Musings on children's and YA literature, the academy, and the relationship between them, from an English professor and mother.

Friday, June 01, 2007

Tolstoy Lied

OK, so Becca didn't like this book much, but I actually thought it was a fun read. No, the tenure battle wasn't particularly convincing (the process just didn't ring true to me), and one of the friends--for me, not the gay colleague but the actress-friend--was a bit too much, but I liked the main character and found her "love" story intriguing enough, and her "work" story compelling. A friend recommended the novel on the strength of the crazy grad student plot, and that did work for me: the way the colleagues battle by proxy through the grad student, the way the grad student herself participates in their battles, the way each small utterance takes on such great significance...yes, I bought it.
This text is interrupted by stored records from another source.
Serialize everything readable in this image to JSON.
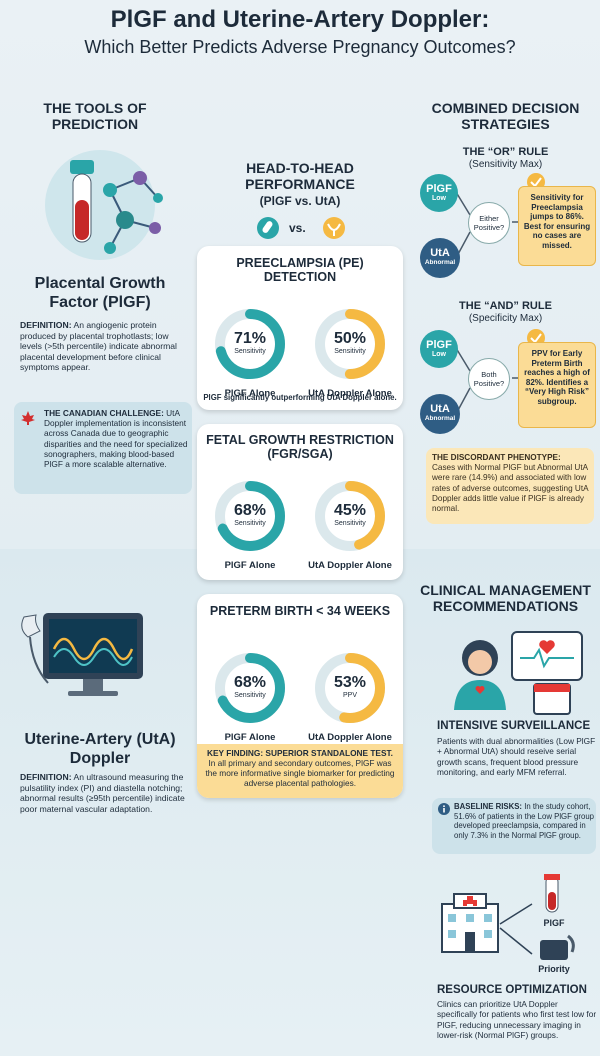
{
  "header": {
    "title": "PlGF and Uterine-Artery Doppler:",
    "subtitle": "Which Better Predicts Adverse Pregnancy Outcomes?"
  },
  "tools": {
    "heading": "THE TOOLS OF PREDICTION",
    "plgf": {
      "name": "Placental Growth Factor (PlGF)",
      "definition_label": "DEFINITION:",
      "definition": "An angiogenic protein produced by placental trophotlasts; low levels (>5th percentile) indicate abnormal placental development before clinical symptoms appear."
    },
    "canadian_challenge": {
      "label": "THE CANADIAN CHALLENGE:",
      "text": "UtA Doppler implementation is inconsistent across Canada due to geographic disparities and the need for specialized sonographers, making blood-based PlGF a more scalable alternative."
    },
    "uta": {
      "name": "Uterine-Artery (UtA) Doppler",
      "definition_label": "DEFINITION:",
      "definition": "An ultrasound measuring the pulsatility index (PI) and diastella notching; abnormal results (≥95th percentile) indicate poor maternal vascular adaptation."
    }
  },
  "comparison": {
    "heading": "HEAD-TO-HEAD PERFORMANCE",
    "subheading": "(PlGF vs. UtA)",
    "vs": "vs.",
    "cards": [
      {
        "title": "PREECLAMPSIA (PE) DETECTION",
        "donuts": [
          {
            "value": 71,
            "label": "71%",
            "metric": "Sensitivity",
            "name": "PlGF Alone"
          },
          {
            "value": 50,
            "label": "50%",
            "metric": "Sensitivity",
            "name": "UtA Doppler Alone"
          }
        ],
        "note": "PlGF significantly outperforming UtA Doppler alone."
      },
      {
        "title": "FETAL GROWTH RESTRICTION (FGR/SGA)",
        "donuts": [
          {
            "value": 68,
            "label": "68%",
            "metric": "Sensitivity",
            "name": "PlGF Alone"
          },
          {
            "value": 45,
            "label": "45%",
            "metric": "Sensitivity",
            "name": "UtA Doppler Alone"
          }
        ]
      },
      {
        "title": "PRETERM BIRTH < 34 WEEKS",
        "donuts": [
          {
            "value": 68,
            "label": "68%",
            "metric": "Sensitivity",
            "name": "PlGF Alone"
          },
          {
            "value": 53,
            "label": "53%",
            "metric": "PPV",
            "name": "UtA Doppler Alone"
          }
        ]
      }
    ],
    "key_finding": {
      "label": "KEY FINDING: SUPERIOR STANDALONE TEST.",
      "text": "In all primary and secondary outcomes, PlGF was the more informative single biomarker for predicting adverse placental pathologies."
    }
  },
  "strategies": {
    "heading": "COMBINED DECISION STRATEGIES",
    "or_rule": {
      "title": "THE “OR” RULE",
      "subtitle": "(Sensitivity Max)",
      "node_a": "PlGF",
      "node_a_sub": "Low",
      "node_b": "UtA",
      "node_b_sub": "Abnormal",
      "decision": "Either Positive?",
      "result": "Sensitivity for Preeclampsia jumps to 86%. Best for ensuring no cases are missed."
    },
    "and_rule": {
      "title": "THE “AND” RULE",
      "subtitle": "(Specificity Max)",
      "node_a": "PlGF",
      "node_a_sub": "Low",
      "node_b": "UtA",
      "node_b_sub": "Abnormal",
      "decision": "Both Positive?",
      "result": "PPV for Early Preterm Birth reaches a high of 82%. Identifies a “Very High Risk” subgroup."
    },
    "discordant": {
      "label": "THE DISCORDANT PHENOTYPE:",
      "text": "Cases with Normal PlGF but Abnormal UtA were rare (14.9%) and associated with low rates of adverse outcomes, suggesting UtA Doppler adds little value if PlGF is already normal."
    }
  },
  "management": {
    "heading": "CLINICAL MANAGEMENT RECOMMENDATIONS",
    "surveillance": {
      "title": "INTENSIVE SURVEILLANCE",
      "text": "Patients with dual abnormalities (Low PlGF + Abnormal UtA) should reseive serial growth scans, frequent blood pressure monitoring, and early MFM referral."
    },
    "baseline": {
      "label": "BASELINE RISKS:",
      "text": "In the study cohort, 51.6% of patients in the Low PlGF group developed preeclampsia, compared in only 7.3% in the Normal PlGF group."
    },
    "icon_labels": [
      "PlGF",
      "Priority"
    ],
    "resource": {
      "title": "RESOURCE OPTIMIZATION",
      "text": "Clinics can prioritize UtA Doppler specifically for patients who first test low for PlGF, reducing unnecessary imaging in lower-risk (Normal PlGF) groups."
    }
  }
}
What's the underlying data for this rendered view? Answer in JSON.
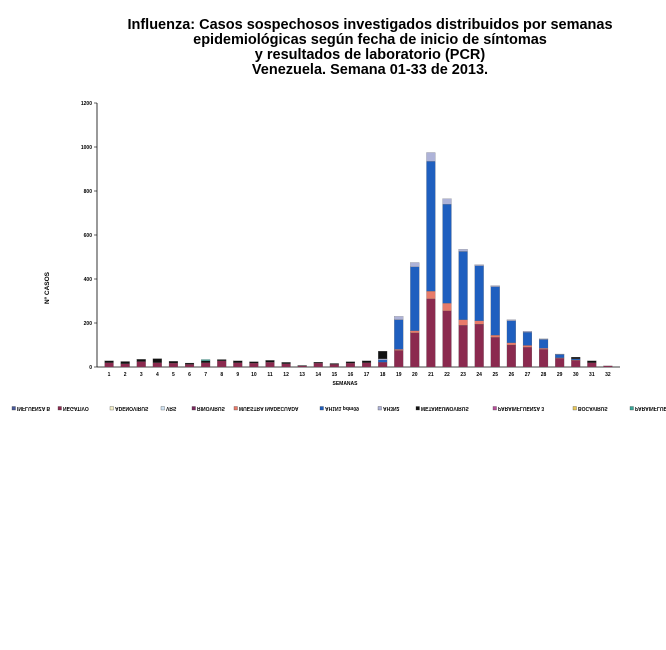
{
  "chart_data": {
    "type": "bar",
    "stacked": true,
    "title_lines": [
      "Influenza: Casos sospechosos investigados distribuidos por semanas",
      "epidemiológicas según fecha de inicio de síntomas",
      "y resultados de laboratorio (PCR)",
      "Venezuela. Semana 01-33 de 2013."
    ],
    "xlabel": "SEMANAS",
    "ylabel": "Nº CASOS",
    "ylim": [
      0,
      1200
    ],
    "yticks": [
      "0",
      "200",
      "400",
      "600",
      "800",
      "1000",
      "1200"
    ],
    "categories": [
      "1",
      "2",
      "3",
      "4",
      "5",
      "6",
      "7",
      "8",
      "9",
      "10",
      "11",
      "12",
      "13",
      "14",
      "15",
      "16",
      "17",
      "18",
      "19",
      "20",
      "21",
      "22",
      "23",
      "24",
      "25",
      "26",
      "27",
      "28",
      "29",
      "30",
      "31",
      "32"
    ],
    "legend_position": "bottom (text rendered mirrored)",
    "series": [
      {
        "name": "INFLUENZA B",
        "color": "#4a5a9a",
        "values": [
          0,
          0,
          0,
          0,
          0,
          0,
          0,
          0,
          0,
          0,
          0,
          0,
          0,
          0,
          0,
          0,
          0,
          0,
          0,
          0,
          0,
          0,
          0,
          0,
          0,
          0,
          0,
          0,
          0,
          0,
          0,
          0
        ]
      },
      {
        "name": "NEGATIVO",
        "color": "#8b2a4f",
        "values": [
          20,
          15,
          25,
          20,
          18,
          12,
          20,
          28,
          20,
          18,
          22,
          15,
          5,
          18,
          12,
          18,
          20,
          22,
          75,
          155,
          310,
          255,
          190,
          195,
          135,
          100,
          90,
          80,
          40,
          30,
          20,
          5
        ]
      },
      {
        "name": "ADENOVIRUS",
        "color": "#f3eec8",
        "values": [
          0,
          0,
          0,
          0,
          0,
          0,
          0,
          0,
          0,
          0,
          0,
          0,
          0,
          0,
          0,
          0,
          0,
          0,
          0,
          0,
          0,
          0,
          0,
          0,
          0,
          0,
          0,
          0,
          0,
          0,
          0,
          0
        ]
      },
      {
        "name": "VRS",
        "color": "#cfe3f3",
        "values": [
          0,
          0,
          0,
          0,
          0,
          0,
          0,
          0,
          0,
          0,
          0,
          0,
          0,
          0,
          0,
          0,
          0,
          0,
          0,
          0,
          0,
          0,
          0,
          0,
          0,
          0,
          0,
          0,
          0,
          0,
          0,
          0
        ]
      },
      {
        "name": "RINOVIRUS",
        "color": "#7a2a5e",
        "values": [
          0,
          0,
          0,
          0,
          0,
          0,
          0,
          0,
          0,
          0,
          0,
          0,
          0,
          0,
          0,
          0,
          0,
          0,
          0,
          0,
          0,
          0,
          0,
          0,
          0,
          0,
          0,
          0,
          0,
          0,
          0,
          0
        ]
      },
      {
        "name": "MUESTRA INADECUADA",
        "color": "#e87b6a",
        "values": [
          0,
          0,
          0,
          0,
          0,
          0,
          0,
          0,
          0,
          0,
          0,
          0,
          0,
          0,
          0,
          0,
          0,
          0,
          5,
          10,
          35,
          35,
          25,
          15,
          10,
          10,
          8,
          5,
          2,
          2,
          0,
          0
        ]
      },
      {
        "name": "AH1N1 pdm09",
        "color": "#1f5fbf",
        "values": [
          0,
          0,
          0,
          0,
          0,
          0,
          0,
          0,
          0,
          0,
          0,
          0,
          0,
          0,
          0,
          0,
          0,
          10,
          135,
          290,
          590,
          450,
          310,
          250,
          220,
          100,
          60,
          40,
          15,
          5,
          0,
          0
        ]
      },
      {
        "name": "AH3N2",
        "color": "#aeb3d8",
        "values": [
          0,
          0,
          0,
          0,
          0,
          0,
          0,
          0,
          0,
          0,
          0,
          0,
          0,
          0,
          0,
          0,
          0,
          5,
          15,
          20,
          40,
          25,
          10,
          5,
          5,
          5,
          5,
          3,
          2,
          0,
          0,
          0
        ]
      },
      {
        "name": "METANEUMOVIRUS",
        "color": "#111111",
        "values": [
          8,
          10,
          10,
          18,
          8,
          6,
          8,
          6,
          8,
          6,
          8,
          6,
          2,
          4,
          4,
          6,
          8,
          35,
          0,
          0,
          0,
          0,
          0,
          0,
          0,
          0,
          0,
          0,
          0,
          8,
          8,
          0
        ]
      },
      {
        "name": "PARAINFLUENZA 3",
        "color": "#b8509a",
        "values": [
          0,
          0,
          0,
          0,
          0,
          0,
          0,
          0,
          0,
          0,
          0,
          0,
          0,
          0,
          0,
          0,
          0,
          0,
          0,
          0,
          0,
          0,
          0,
          0,
          0,
          0,
          0,
          0,
          0,
          0,
          0,
          0
        ]
      },
      {
        "name": "BOCAVIRUS",
        "color": "#e8c85a",
        "values": [
          0,
          0,
          0,
          0,
          0,
          0,
          0,
          0,
          0,
          0,
          0,
          0,
          0,
          0,
          0,
          0,
          0,
          0,
          0,
          0,
          0,
          0,
          0,
          0,
          0,
          0,
          0,
          0,
          0,
          0,
          0,
          0
        ]
      },
      {
        "name": "PARAINFLUENZA 1",
        "color": "#3aa89a",
        "values": [
          0,
          0,
          0,
          0,
          0,
          0,
          6,
          0,
          0,
          0,
          0,
          0,
          0,
          0,
          0,
          0,
          0,
          0,
          0,
          0,
          0,
          0,
          0,
          0,
          0,
          0,
          0,
          0,
          0,
          0,
          0,
          0
        ]
      }
    ]
  }
}
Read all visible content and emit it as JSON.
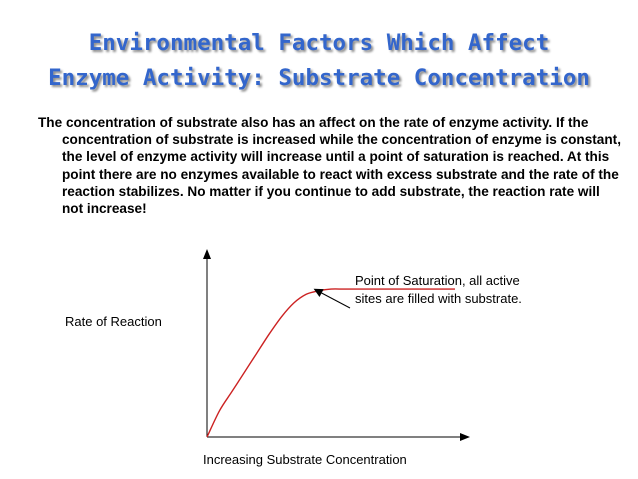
{
  "slide": {
    "title_line1": "Environmental Factors Which Affect",
    "title_line2": "Enzyme Activity:  Substrate Concentration",
    "body": "The concentration of substrate also has an affect on the rate of enzyme activity.  If the concentration of substrate is increased while the concentration of enzyme is constant, the level of enzyme activity will increase until a point of saturation is reached.  At this point there are no enzymes available to react with excess substrate and the rate of the reaction stabilizes.  No matter if you continue to add substrate, the reaction rate will not increase!",
    "accent_color": "#3366cc",
    "curve_color": "#cc2222"
  },
  "chart_data": {
    "type": "line",
    "title": "",
    "xlabel": "Increasing Substrate Concentration",
    "ylabel": "Rate of Reaction",
    "xlim": [
      0,
      100
    ],
    "ylim": [
      0,
      100
    ],
    "grid": false,
    "legend": "none",
    "series": [
      {
        "x": [
          0,
          5,
          10,
          15,
          20,
          25,
          30,
          35,
          40,
          45,
          50,
          55,
          60,
          70,
          80,
          90,
          100
        ],
        "values": [
          0,
          15,
          26,
          37,
          48,
          59,
          69,
          77,
          82,
          84,
          85,
          85,
          85,
          85,
          85,
          85,
          85
        ]
      }
    ],
    "annotation": {
      "text_line1": "Point of Saturation, all active",
      "text_line2": "sites are filled with substrate.",
      "point_x": 43,
      "point_y": 84
    }
  }
}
And I'm intrigued, too, by the idea that we don't know how to talk about happiness. A professor at UCLA tried working on happiness some years back--and, you know, I don't know whatever happened to that project! (OK, it came out in ADE Bulletin...) Mark and I often complain that all we do is complain (yes, we're aware...)--but, really, what are literary critics trained to do except spot problems? Student writing or literary reading, we go for what doesn't work, having a much harder time with praise than blame. So I like the idea of trying to trust happiness, trying to look for the ways that story can be told. No, I don't think this is the last word on it--but then again, have we had the last word on tragedy yet?